My hand is touching your fur
Your teeth penetrate my skin
All this togetherness on earth
All these billions of interactions

There are waves, concentric circles
They interfere
Amongst us
And amongst our ancestors

To us, Dears Magazine for tranversal writing practices, Issue 1, 2020


Series of 24 Water Colours | Each 625 x 880 mm | 2020

24 water colours, 24 ways of touching a dog‘s head. We see the hand of Benjamin Egger and the head of his companion dog Farok in a series of water colours showing a choreography of touches. The series opens a space between care, intimacy and abuse which is always present when we‘re living in relationships, especially with beings who are dependent on us.


Video | Colour | Stereo | HD | 14‘ 10" | 2020

Written and directed: Benjamin Egger | Cinematography: Benjamin Egger | Sound recording off-voice: Awah Kempf | Off-Voice: Teresa Vittucci | Text: Benjamin Egger

Benjamin Egger has spent days and nights with a pack of stray dogs in New Delhi. During the nights they are taking over the urban space for themselves. The video shows the pack at night while we are listening to thoughts on the evolutionary entanglement of dogs and human animals from the off. Egger‘s work rises questions about the influence of the dog on the human animal - not only on the social behavior, but also on the biological development. Human animals have lived with dogs for over 20,000 years. How has that shaped the human self-conception? How essential is the bond between these two hyper- cooperative species? How much dog is the human animal?


Pigment print on Epson Mat Superior | 841 x 1189 mm | 2019

DOGS shows two different journeys of two different dogs: One is Cäcilie from Munich and the other is Dinkus from New Delhi. Cäcilie is a pet dog, who accompanies her human animal. Dinkus is a stray dog, who is able to range freely at anytime. Surprinsgly it is Dinkus who‘s radius of movement is much smaller than the one from Cäcilie. The print of the over-layered GPS-tracking-data is questioning the common understanding of freedom and at the same time is an illustrative example of the invasive behaviour of human animals documented through the tracking-data of a dog who accompanies one of them.

DOGS edition by Benjamin Egger for Lapin Canard


Artistic Research Project | 2012-2017

Concept and lead: Benjamin Egger | Mentoring: Prof. Dieter Maurer and Prof. Carel van Schaik | Cooperation: Institute for Contemporary Art Research of the University of the Arts Zurich, Anthroplogical Insitute of the University of Zurich and Walter Zoo Gossau

Inherent Crossing investigates the self-motivated handling of painting implements in order to search for possible pre-graphic behavior among the chimpanzees of the Walter Zoo Gossau. The project is researching a potential crossing of the border between the playful, motoric gesture of leaving a trace and a conscious, formal expression. It questions whether chimpanzees can develop the self-motivated intent that leads to pre- graphic manifestations. A pre-graphic expression can be defined as an intended application of paint on a flat surface. Such an application of colour is guided by visual observation and inspection and subsequently motivates new brush strokes that relate to the previous application.

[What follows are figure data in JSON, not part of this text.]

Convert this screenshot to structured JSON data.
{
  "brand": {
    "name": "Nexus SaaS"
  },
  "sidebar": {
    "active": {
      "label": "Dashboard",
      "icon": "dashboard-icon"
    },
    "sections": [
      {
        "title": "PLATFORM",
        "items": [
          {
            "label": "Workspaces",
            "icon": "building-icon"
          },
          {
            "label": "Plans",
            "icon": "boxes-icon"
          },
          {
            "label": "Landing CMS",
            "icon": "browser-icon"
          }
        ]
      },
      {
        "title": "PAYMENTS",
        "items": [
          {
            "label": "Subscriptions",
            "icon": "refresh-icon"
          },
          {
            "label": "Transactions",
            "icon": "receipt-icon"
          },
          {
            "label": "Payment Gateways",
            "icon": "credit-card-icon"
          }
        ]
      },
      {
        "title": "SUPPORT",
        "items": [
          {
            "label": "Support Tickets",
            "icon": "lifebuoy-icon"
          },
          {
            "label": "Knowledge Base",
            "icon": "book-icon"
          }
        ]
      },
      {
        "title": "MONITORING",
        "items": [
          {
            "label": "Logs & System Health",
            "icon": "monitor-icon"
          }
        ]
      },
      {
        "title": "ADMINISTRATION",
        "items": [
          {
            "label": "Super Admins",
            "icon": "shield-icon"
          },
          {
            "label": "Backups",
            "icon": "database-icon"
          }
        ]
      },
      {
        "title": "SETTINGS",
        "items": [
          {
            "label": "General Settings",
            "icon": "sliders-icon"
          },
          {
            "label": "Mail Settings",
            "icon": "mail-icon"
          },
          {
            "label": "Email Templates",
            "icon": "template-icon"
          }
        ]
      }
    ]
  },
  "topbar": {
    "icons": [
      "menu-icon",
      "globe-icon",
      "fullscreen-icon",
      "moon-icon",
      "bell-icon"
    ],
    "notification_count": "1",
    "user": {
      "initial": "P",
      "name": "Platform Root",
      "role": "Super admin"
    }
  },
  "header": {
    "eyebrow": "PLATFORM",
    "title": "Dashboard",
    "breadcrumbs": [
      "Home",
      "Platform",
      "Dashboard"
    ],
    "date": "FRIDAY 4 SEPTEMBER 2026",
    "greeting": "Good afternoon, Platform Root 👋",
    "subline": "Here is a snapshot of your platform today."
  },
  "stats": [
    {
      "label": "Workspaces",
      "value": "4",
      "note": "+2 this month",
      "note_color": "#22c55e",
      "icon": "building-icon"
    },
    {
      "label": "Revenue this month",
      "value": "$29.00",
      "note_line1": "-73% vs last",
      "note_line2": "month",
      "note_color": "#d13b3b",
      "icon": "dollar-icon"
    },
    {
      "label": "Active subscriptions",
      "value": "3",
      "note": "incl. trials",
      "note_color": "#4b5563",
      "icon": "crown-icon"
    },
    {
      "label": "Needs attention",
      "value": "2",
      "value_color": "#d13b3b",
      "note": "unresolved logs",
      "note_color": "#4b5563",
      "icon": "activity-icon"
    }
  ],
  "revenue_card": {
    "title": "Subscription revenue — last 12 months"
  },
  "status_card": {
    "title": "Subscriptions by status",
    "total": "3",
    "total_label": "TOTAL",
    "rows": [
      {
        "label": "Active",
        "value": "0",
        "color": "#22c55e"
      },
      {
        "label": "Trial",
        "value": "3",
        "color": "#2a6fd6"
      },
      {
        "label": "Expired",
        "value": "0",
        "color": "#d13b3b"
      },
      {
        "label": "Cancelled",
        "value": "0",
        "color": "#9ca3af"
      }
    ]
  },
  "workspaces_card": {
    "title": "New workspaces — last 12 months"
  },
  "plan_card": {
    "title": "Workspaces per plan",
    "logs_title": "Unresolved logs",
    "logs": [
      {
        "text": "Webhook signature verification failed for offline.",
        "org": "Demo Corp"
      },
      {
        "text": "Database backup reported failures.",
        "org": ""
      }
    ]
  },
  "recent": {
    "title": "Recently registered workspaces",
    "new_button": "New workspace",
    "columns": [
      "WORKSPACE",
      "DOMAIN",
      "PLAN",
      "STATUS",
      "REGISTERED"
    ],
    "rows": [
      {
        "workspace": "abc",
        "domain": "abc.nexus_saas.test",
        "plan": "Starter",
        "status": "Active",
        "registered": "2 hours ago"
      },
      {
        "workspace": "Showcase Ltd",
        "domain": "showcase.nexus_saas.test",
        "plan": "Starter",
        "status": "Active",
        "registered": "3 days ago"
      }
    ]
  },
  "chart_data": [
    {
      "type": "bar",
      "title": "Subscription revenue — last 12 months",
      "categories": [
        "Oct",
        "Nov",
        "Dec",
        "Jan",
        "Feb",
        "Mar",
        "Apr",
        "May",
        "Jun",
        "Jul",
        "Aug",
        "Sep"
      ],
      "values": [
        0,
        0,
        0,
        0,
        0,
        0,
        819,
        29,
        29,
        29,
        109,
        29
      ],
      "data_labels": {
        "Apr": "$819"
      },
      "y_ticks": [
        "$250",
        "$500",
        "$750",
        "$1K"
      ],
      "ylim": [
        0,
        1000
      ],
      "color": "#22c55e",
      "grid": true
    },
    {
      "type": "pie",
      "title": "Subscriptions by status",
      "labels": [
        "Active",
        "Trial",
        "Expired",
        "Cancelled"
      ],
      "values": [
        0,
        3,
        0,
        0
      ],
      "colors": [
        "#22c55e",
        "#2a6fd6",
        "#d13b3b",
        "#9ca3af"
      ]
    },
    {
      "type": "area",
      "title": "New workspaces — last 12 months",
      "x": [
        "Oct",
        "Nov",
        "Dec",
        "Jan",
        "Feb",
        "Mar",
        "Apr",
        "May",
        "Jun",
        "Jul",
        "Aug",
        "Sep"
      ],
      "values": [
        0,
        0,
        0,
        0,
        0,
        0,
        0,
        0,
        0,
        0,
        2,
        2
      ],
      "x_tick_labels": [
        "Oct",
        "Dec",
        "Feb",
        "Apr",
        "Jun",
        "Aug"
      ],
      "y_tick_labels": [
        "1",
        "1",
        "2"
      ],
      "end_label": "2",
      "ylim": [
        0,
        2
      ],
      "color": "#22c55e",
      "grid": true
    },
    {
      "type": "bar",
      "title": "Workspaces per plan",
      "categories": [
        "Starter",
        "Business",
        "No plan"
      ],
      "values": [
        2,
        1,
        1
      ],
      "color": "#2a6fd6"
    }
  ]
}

The project doesn‘t just look at the outcome itself, but rather at the production process and the framework underlying them. Thus, it is important to integrate the roles and relationships of all the involved beings - including the care-takers. The social framework and the individuality of each chimpanzee are decisive factors influencing the space for contemplation necessary to handle brushes, paints and a painting surface.